His next movie, Gertrud — which would be his last — was the only one he made in the sixties. Released in 1964, this drama, based on an eponymous play authored by Swedish writer Hjalmar Fredrik Söderberg, is about an unhappy opera star, the titular character, played by Nina Pens Rode, who discovers love in a complicated and unusual moment of her life. A movie that met with some controversy upon its release, eventually Gertrud was lauded as a precious and refined cinematic work, and today is considered a fundamental part of the director's artistic legacy. 

After Gertrud, Dreyer stopped directing and retired. In a forty-five years career, having directed twenty-two movies — fourteen feature films, and eight short movies —, with at least five of them being considered masterpieces, Carl Theodor Dreyer has certainly left his mark in twentieth century cinema, having contributed to develop a singular, profound, polyvalent and expressively sensible form of art, that undoubtedly would not have been conceived in the same way, without his technique and gloriously audacious virtues.
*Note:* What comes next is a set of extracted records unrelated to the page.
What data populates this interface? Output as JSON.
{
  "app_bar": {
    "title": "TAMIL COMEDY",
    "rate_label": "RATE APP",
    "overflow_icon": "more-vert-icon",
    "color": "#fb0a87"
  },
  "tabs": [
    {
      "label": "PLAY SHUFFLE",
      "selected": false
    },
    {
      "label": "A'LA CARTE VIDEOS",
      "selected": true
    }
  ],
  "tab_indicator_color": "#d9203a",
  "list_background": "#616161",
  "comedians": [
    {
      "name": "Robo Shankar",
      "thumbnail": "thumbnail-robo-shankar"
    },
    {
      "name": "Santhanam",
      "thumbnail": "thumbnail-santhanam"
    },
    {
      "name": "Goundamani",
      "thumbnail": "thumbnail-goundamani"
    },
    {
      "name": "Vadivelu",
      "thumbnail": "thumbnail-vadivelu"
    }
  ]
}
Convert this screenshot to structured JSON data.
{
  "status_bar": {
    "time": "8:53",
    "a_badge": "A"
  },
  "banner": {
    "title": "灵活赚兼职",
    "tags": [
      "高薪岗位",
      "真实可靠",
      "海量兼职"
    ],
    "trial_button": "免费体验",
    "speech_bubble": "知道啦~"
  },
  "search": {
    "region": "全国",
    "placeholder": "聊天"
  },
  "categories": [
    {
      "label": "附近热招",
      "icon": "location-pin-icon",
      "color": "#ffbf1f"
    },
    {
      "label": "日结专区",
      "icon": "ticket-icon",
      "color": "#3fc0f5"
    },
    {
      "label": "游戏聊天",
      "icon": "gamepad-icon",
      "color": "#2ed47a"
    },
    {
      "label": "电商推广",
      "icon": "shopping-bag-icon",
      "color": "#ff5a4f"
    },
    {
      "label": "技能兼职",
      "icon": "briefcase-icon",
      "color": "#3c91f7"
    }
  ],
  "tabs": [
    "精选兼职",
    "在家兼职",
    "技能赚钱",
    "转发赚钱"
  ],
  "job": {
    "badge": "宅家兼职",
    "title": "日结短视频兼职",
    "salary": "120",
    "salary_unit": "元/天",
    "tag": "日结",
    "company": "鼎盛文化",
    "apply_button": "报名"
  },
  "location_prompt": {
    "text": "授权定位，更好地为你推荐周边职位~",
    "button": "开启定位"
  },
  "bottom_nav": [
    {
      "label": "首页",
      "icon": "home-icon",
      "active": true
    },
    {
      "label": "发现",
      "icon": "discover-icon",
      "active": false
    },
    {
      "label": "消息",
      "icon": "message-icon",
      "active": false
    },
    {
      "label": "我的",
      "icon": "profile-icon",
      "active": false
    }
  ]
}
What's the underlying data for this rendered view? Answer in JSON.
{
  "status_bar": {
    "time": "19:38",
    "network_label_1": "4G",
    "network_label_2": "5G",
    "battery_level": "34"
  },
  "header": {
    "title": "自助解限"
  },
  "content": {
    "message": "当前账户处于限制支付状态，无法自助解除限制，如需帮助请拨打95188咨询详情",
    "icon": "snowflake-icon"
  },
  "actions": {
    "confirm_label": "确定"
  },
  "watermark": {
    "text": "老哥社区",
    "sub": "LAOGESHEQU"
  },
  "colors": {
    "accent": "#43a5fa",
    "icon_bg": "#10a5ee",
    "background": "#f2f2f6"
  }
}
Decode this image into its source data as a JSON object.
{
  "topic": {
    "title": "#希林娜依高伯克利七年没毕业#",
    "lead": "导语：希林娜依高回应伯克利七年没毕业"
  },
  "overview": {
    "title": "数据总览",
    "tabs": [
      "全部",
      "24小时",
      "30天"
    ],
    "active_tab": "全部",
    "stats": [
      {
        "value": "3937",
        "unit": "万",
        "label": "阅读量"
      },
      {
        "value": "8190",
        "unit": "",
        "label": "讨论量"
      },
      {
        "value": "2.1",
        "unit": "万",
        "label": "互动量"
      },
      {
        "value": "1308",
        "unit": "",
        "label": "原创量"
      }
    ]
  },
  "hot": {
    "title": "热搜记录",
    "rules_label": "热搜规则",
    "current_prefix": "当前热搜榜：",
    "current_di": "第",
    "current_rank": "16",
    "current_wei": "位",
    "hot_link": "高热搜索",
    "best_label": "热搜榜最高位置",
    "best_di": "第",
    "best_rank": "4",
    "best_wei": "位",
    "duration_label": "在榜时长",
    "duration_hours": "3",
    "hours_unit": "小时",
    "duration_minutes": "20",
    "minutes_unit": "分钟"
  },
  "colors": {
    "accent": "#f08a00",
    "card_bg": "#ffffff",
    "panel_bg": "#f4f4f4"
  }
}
Disseminating the enormously rich, dense, majestic and diversified Scandinavian culture by reevaluating its proverbial literary traditions, and adapting some of its most controversial and relevant works to the screen, Carl Dreyer managed to create amazingly beautiful and consistent masterpieces, that somehow discreetly revolved around his poignantly personal and extraordinary perspective on life. 

Dreyer died in Copenhagen, in March, 1968, at seventy-nine years old. He was survived by his wife, Ebba Larsen, who died nine years later, in 1977.